A classified document speaks of continuing European steps against Israel, including discussion of sanctions and labelling of settlement products, renewed pressure following the March elections and a possibility that the United States may not use its veto to support Israel in the UN Security Council.
A classified document of Israel’s foreign ministry, published in part this morning by the Yedioth Ahronot newspaper, paints a picture of what Yedioth calls a ‘political tsunami’ facing Israel in 2015.

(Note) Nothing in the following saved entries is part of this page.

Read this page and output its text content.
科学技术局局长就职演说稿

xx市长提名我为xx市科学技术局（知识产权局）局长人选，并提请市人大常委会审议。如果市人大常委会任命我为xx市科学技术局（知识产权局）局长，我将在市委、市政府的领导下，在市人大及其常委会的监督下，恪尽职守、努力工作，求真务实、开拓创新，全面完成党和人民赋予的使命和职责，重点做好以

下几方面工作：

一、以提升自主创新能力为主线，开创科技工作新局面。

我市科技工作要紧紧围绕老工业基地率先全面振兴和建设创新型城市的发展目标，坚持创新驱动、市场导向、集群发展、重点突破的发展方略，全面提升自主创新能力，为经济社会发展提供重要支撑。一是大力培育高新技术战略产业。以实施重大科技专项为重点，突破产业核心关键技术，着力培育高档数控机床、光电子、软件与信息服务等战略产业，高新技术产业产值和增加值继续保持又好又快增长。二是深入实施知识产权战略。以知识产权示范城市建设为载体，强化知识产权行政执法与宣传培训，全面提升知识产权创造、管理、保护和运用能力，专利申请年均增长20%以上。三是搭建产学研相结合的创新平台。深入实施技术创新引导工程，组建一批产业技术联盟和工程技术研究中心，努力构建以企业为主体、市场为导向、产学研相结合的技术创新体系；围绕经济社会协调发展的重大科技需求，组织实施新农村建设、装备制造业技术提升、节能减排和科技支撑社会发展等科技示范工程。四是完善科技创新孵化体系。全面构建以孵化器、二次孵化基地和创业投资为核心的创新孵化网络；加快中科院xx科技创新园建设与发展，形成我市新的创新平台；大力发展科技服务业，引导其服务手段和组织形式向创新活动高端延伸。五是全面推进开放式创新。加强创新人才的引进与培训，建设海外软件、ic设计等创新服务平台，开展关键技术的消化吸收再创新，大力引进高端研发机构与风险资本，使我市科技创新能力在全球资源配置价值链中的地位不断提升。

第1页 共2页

The document warns of a continuing drift of European countries toward Palestinian positions, noting that “This is expressed in a continuation and exacerbation of the process of recognising a Palestinian state in (European) parliaments“, although it adds that “American influence has succeeded thus far in delaying practical decisions until after the elections in Israel.”
The document, signed by the ministry’s Vice President of Coordination, Gilad Cohen, summarises an inter-office situation assessment conducted by Foreign Minister Lieberman and widely distributed to Israeli embassies abroad.

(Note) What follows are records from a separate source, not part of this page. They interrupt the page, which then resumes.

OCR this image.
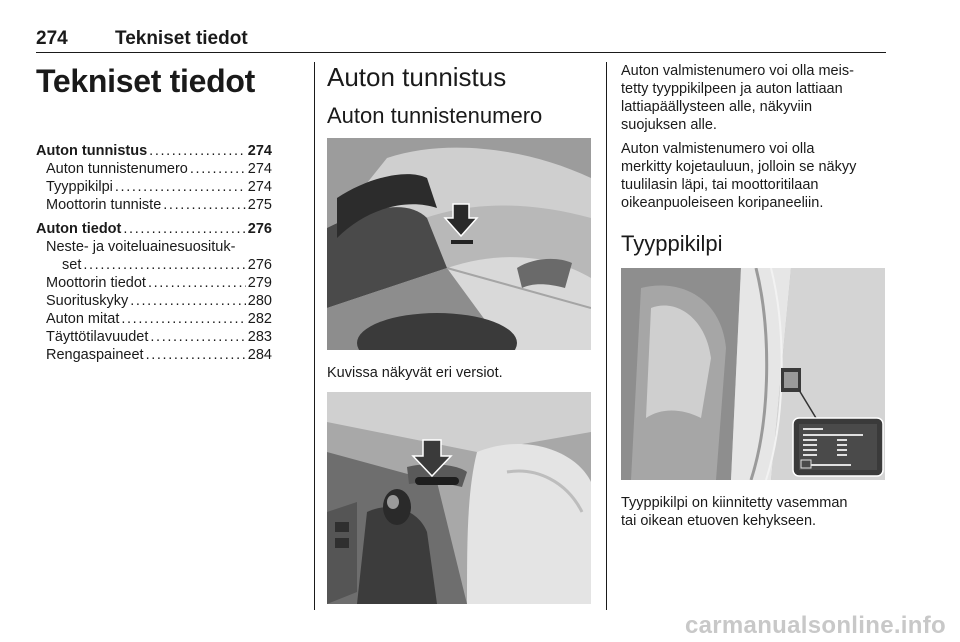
274 Tekniset tiedot
Tekniset tiedot
Auton tunnistus . . .	274
Auton tunnistenumero . . .	274
Tyyppikilpi . . .	274
Moottorin tunniste . . .	275
Auton tiedot . . .	276
Neste- ja voiteluainesuosituk-
set . . .	276
Moottorin tiedot . . .	279
Suorituskyky . . .	280
Auton mitat . . .	282
Täyttötilavuudet . . .	283
Rengaspaineet . . .	284
Auton tunnistus
Auton tunnistenumero

Kuvissa näkyvät eri versiot.

Auton valmistenumero voi olla meis-
tetty tyyppikilpeen ja auton lattiaan
lattiapäällysteen alle, näkyviin
suojuksen alle.

Auton valmistenumero voi olla
merkitty kojetauluun, jolloin se näkyy
tuulilasin läpi, tai moottoritilaan
oikeanpuoleiseen koripaneeliin.

Tyyppikilpi

Tyyppikilpi on kiinnitetty vasemman
tai oikean etuoven kehykseen.

carmanualsonline.info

The foreign ministry warns in this document of a continuation and sharpening of European moves against Israel, including “the labelling of settlement products, halting of the supply of spare parts, discourse about sanctions against Israel, a demand for compensation for damages caused by Israel to European projects in the territories, European actions in Area C and more”.
Noting that “Europe is the primary trade partner of Israel”, the document notes that “Internal processes in Europe and their possible ramifications on future of the union must be evaluated, in addition to radicalisation trends and the rise of radical right and left wing forces, the expected elections in Greece which are liable to put an end to the special relations with Israel, the 2017 elections in France and more”.

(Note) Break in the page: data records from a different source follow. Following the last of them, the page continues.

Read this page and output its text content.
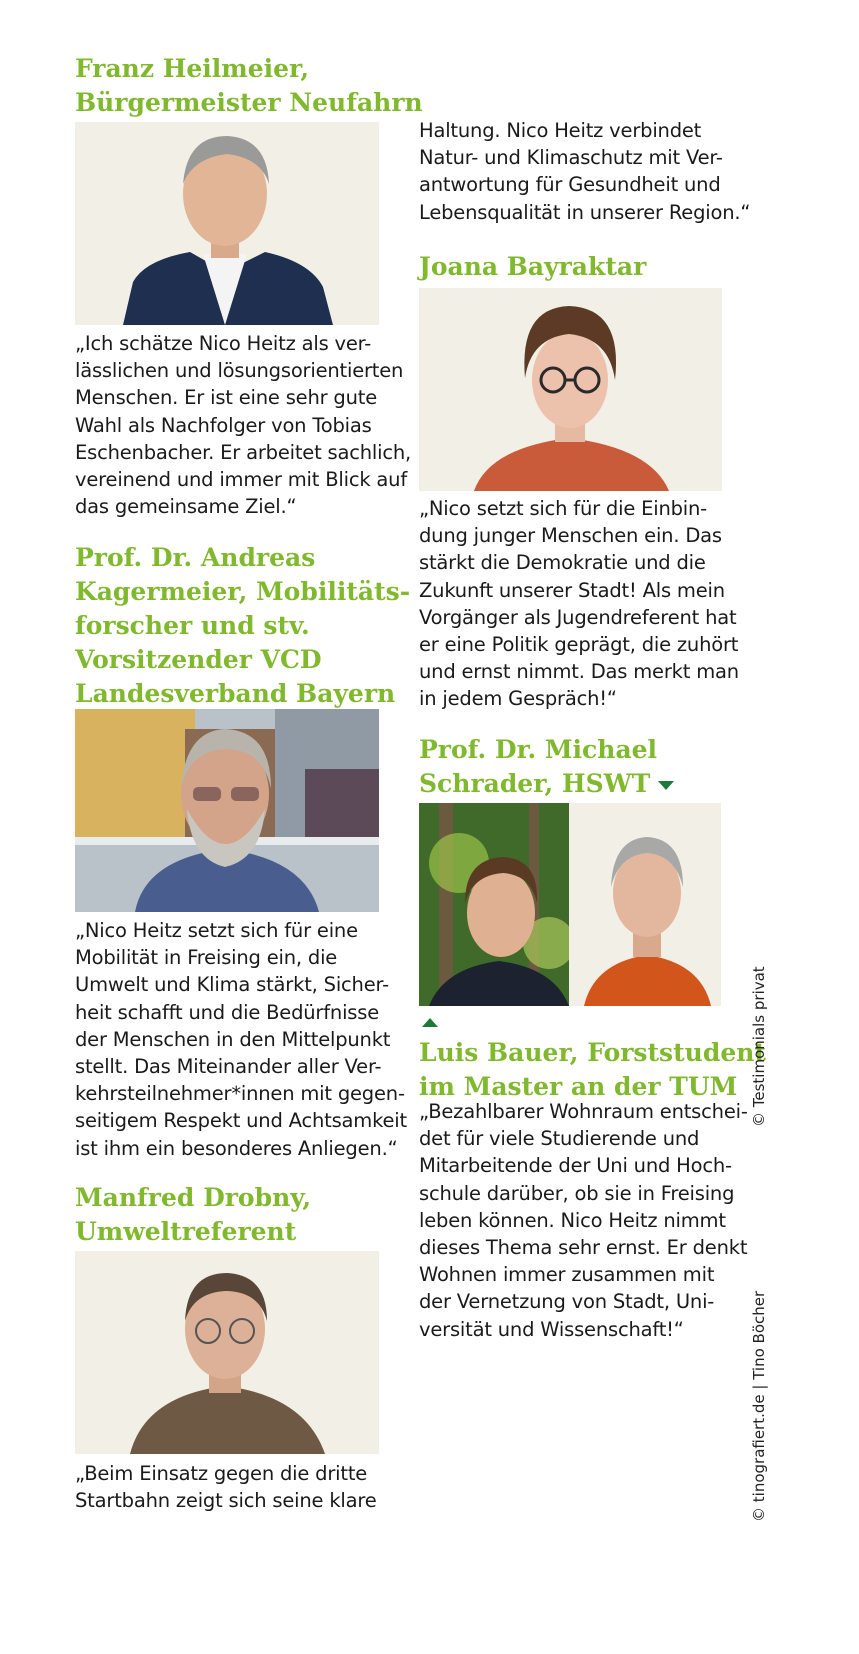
Franz Heilmeier,
Bürgermeister Neufahrn

„Ich schätze Nico Heitz als ver-
lässlichen und lösungsorientierten
Menschen. Er ist eine sehr gute
Wahl als Nachfolger von Tobias
Eschenbacher. Er arbeitet sachlich,
vereinend und immer mit Blick auf
das gemeinsame Ziel.“

Prof. Dr. Andreas
Kagermeier, Mobilitäts-
forscher und stv.
Vorsitzender VCD
Landesverband Bayern

„Nico Heitz setzt sich für eine
Mobilität in Freising ein, die
Umwelt und Klima stärkt, Sicher-
heit schafft und die Bedürfnisse
der Menschen in den Mittelpunkt
stellt. Das Miteinander aller Ver-
kehrsteilnehmer*innen mit gegen-
seitigem Respekt und Achtsamkeit
ist ihm ein besonderes Anliegen.“

Manfred Drobny,
Umweltreferent

„Beim Einsatz gegen die dritte
Startbahn zeigt sich seine klare

Haltung. Nico Heitz verbindet
Natur- und Klimaschutz mit Ver-
antwortung für Gesundheit und
Lebensqualität in unserer Region.“

Joana Bayraktar

„Nico setzt sich für die Einbin-
dung junger Menschen ein. Das
stärkt die Demokratie und die
Zukunft unserer Stadt! Als mein
Vorgänger als Jugendreferent hat
er eine Politik geprägt, die zuhört
und ernst nimmt. Das merkt man
in jedem Gespräch!“

Prof. Dr. Michael
Schrader, HSWT
Luis Bauer, Forststudent
im Master an der TUM

„Bezahlbarer Wohnraum entschei-
det für viele Studierende und
Mitarbeitende der Uni und Hoch-
schule darüber, ob sie in Freising
leben können. Nico Heitz nimmt
dieses Thema sehr ernst. Er denkt
Wohnen immer zusammen mit
der Vernetzung von Stadt, Uni-
versität und Wissenschaft!“

© Testimonials privat
© tinografiert.de | Tino Böcher
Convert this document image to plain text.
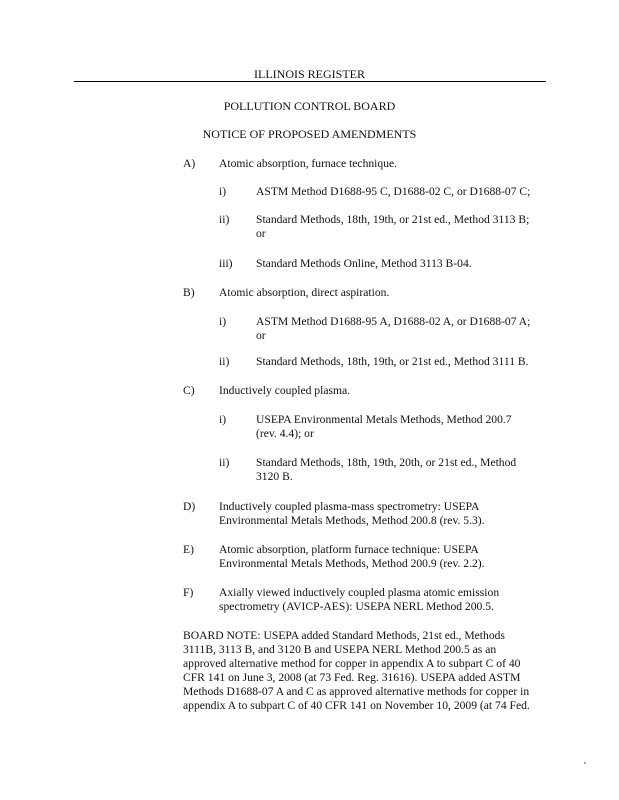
ILLINOIS REGISTER
POLLUTION CONTROL BOARD
NOTICE OF PROPOSED AMENDMENTS
A) Atomic absorption, furnace technique.
i)	ASTM Method D1688-95 C, D1688-02 C, or D1688-07 C;
ii) Standard Methods, 18th, 19th, or 21st ed., Method 3113 B;
or
iii) Standard Methods Online, Method 3113 B-04.
B) Atomic absorption, direct aspiration.
i)	ASTM Method D1688-95 A, D1688-02 A, or D1688-07 A;
or
ii) Standard Methods, 18th, 19th, or 21st ed., Method 3111 B.
C) Inductively coupled plasma.
i)	USEPA Environmental Metals Methods, Method 200.7
(rev. 4.4); or
ii) Standard Methods, 18th, 19th, 20th, or 21st ed., Method
3120 B.
D) Inductively coupled plasma-mass spectrometry: USEPA
Environmental Metals Methods, Method 200.8 (rev. 5.3).
E) Atomic absorption, platform furnace technique: USEPA
Environmental Metals Methods, Method 200.9 (rev. 2.2).
F) Axially viewed inductively coupled plasma atomic emission
spectrometry (AVICP-AES): USEPA NERL Method 200.5.
BOARD NOTE: USEPA added Standard Methods, 21st ed., Methods
3111B, 3113 B, and 3120 B and USEPA NERL Method 200.5 as an
approved alternative method for copper in appendix A to subpart C of 40
CFR 141 on June 3, 2008 (at 73 Fed. Reg. 31616). USEPA added ASTM
Methods D1688-07 A and C as approved alternative methods for copper in
appendix A to subpart C of 40 CFR 141 on November 10, 2009 (at 74 Fed.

Touching upon the United States, the document states that “In light of the systematic Palestinian policy of duplicating the conflict in the international sphere, there is no assurance that the United States will continue to use its veto after the elections in Israel. Following the elections we will stand before a renewed challenge on the Palestinian issue, which will also have implications for relations with America”.
The foreign ministry document also reviews the situation in the Middle East: “In the region additional meaningful processes are occurring, for example the arming of the Hamas and Hizbullah terrorist organisations, which are developing capacities and even substantially improving them. Precise weapons are becoming more widespread. Terrorist organisations are acting to improve their precision alongside a strengthening of abilities in the field of unmanned aerial vehicles. Israel’s arena for dealing with these threats is not disconnected from what is happening in the Palestinian arena.”
Finally, the document anticipates that a western agreement with Iran will be reached already in the first half of 2015 and that Israel will be amongst the sole countries to oppose it. This isolation, the document adds, is liable to get stronger in light of the continuing criticism of Israel concerning the Palestinian issue.